Gespaltene Reaktionen von Klimaschützern und Industrie

Die Umwelt-NGO Greenpeace unterstützt die Maßnahmen prinzipiell. Umsetzen müsse diese nun die kommende Regierung. Ähnlich argumentiert Global 2000 und spricht von einem "wichtigen Fortschritt". Aber: "Unverständlicherweise fehlt unter den Maßnahmen aber ein wirksames Klimaschutzgesetz, das für die Umsetzung eine wichtige, rechtlich verbindliche Koordinierung bringen würde. Es fehlen auch sektorspezifische Zielpfade und viele Maßnahmen bleiben zu vage."

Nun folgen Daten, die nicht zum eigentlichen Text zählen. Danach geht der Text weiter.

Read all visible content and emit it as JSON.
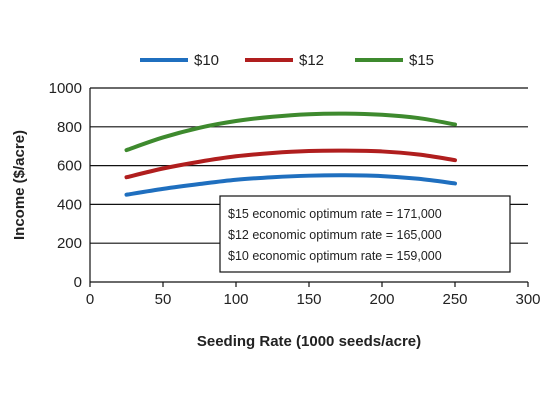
{
  "chart_data": {
    "type": "line",
    "xlabel": "Seeding Rate (1000 seeds/acre)",
    "ylabel": "Income ($/acre)",
    "xlim": [
      0,
      300
    ],
    "ylim": [
      0,
      1000
    ],
    "x_ticks": [
      0,
      50,
      100,
      150,
      200,
      250,
      300
    ],
    "y_ticks": [
      0,
      200,
      400,
      600,
      800,
      1000
    ],
    "grid": "horizontal",
    "legend_position": "top",
    "series": [
      {
        "name": "$10",
        "color": "#1f6fbf",
        "x": [
          25,
          50,
          75,
          100,
          125,
          150,
          175,
          200,
          225,
          250
        ],
        "y": [
          450,
          480,
          505,
          527,
          540,
          548,
          550,
          546,
          532,
          508
        ]
      },
      {
        "name": "$12",
        "color": "#b01e1e",
        "x": [
          25,
          50,
          75,
          100,
          125,
          150,
          175,
          200,
          225,
          250
        ],
        "y": [
          540,
          585,
          620,
          648,
          665,
          675,
          677,
          673,
          657,
          628
        ]
      },
      {
        "name": "$15",
        "color": "#3e8a2e",
        "x": [
          25,
          50,
          75,
          100,
          125,
          150,
          175,
          200,
          225,
          250
        ],
        "y": [
          680,
          745,
          795,
          830,
          852,
          865,
          868,
          862,
          845,
          812
        ]
      }
    ],
    "annotations": [
      "$15 economic optimum rate = 171,000",
      "$12 economic optimum rate = 165,000",
      "$10 economic optimum rate = 159,000"
    ]
  }
}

Während die Industriellenvereinigung "überschießende Selbstverpflichtungen" sieht, die den Standort schädigen könnten, spricht SPÖ-Umweltsprecherin Julia Herr von einer "Wunschliste an die nächste Regierung". Der Plan sei nicht rechtlich bindend, die nächste Regierung könne ihn wieder ändern. Zudem sei offen, ob die EU-Kommission den Berechnungen zustimmen werde. "Von einem 'finalen Klimaplan' zu sprechen ist falsch", so Herr. Was Herr ebenso vermisst: "Neues" bei der Abschaffung klimaschädlicher Subventionen.

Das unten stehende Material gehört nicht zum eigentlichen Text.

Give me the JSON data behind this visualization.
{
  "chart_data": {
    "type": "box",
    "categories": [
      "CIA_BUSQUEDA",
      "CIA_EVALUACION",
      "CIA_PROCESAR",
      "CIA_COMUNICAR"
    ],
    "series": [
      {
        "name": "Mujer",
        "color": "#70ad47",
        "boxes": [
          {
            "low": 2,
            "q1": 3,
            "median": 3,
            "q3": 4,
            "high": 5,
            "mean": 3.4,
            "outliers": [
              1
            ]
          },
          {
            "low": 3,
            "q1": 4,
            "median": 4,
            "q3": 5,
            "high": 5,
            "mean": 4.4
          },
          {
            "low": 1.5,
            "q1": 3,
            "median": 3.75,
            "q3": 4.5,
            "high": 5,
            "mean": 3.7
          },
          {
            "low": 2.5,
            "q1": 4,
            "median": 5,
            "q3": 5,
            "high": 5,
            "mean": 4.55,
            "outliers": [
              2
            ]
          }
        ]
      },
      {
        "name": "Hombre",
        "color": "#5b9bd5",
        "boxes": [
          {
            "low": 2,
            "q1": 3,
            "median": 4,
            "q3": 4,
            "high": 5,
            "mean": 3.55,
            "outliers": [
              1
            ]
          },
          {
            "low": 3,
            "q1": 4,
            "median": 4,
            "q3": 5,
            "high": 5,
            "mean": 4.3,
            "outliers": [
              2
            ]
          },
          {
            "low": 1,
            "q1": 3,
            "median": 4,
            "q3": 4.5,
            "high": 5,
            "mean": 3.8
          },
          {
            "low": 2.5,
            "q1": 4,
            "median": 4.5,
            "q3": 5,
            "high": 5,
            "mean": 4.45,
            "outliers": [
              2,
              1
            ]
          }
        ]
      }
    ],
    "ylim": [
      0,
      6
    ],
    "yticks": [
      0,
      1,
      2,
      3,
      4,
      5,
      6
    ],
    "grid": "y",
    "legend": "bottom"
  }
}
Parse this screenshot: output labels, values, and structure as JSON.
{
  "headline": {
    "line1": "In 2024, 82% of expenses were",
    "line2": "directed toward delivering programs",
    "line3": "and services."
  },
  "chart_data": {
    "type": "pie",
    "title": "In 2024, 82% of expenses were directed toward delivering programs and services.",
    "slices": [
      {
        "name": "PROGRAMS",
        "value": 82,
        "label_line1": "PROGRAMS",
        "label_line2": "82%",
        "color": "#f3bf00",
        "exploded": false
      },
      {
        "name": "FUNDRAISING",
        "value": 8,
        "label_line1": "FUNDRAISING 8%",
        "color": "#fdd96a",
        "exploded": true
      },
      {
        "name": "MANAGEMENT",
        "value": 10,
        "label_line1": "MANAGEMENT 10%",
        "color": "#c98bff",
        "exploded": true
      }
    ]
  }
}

FPÖ-Generalsekretär Christian Hafenecker kritisiert wiederum, dass die Regierung Österreich verraten habe: "Die Bundesregierung will angeblich 'klimaschädliche Subventionen' abschaffen und schaltet dafür künftig Brüssel vor. Das bedeutet ein Ende des Dieselprivilegs in Österreich, eine Katastrophe etwa für Bauern und die Logistikbranche und ist erst der Anfang weiterer Verteuerungen bei Kraftstoffen wie Benzin und Diesel."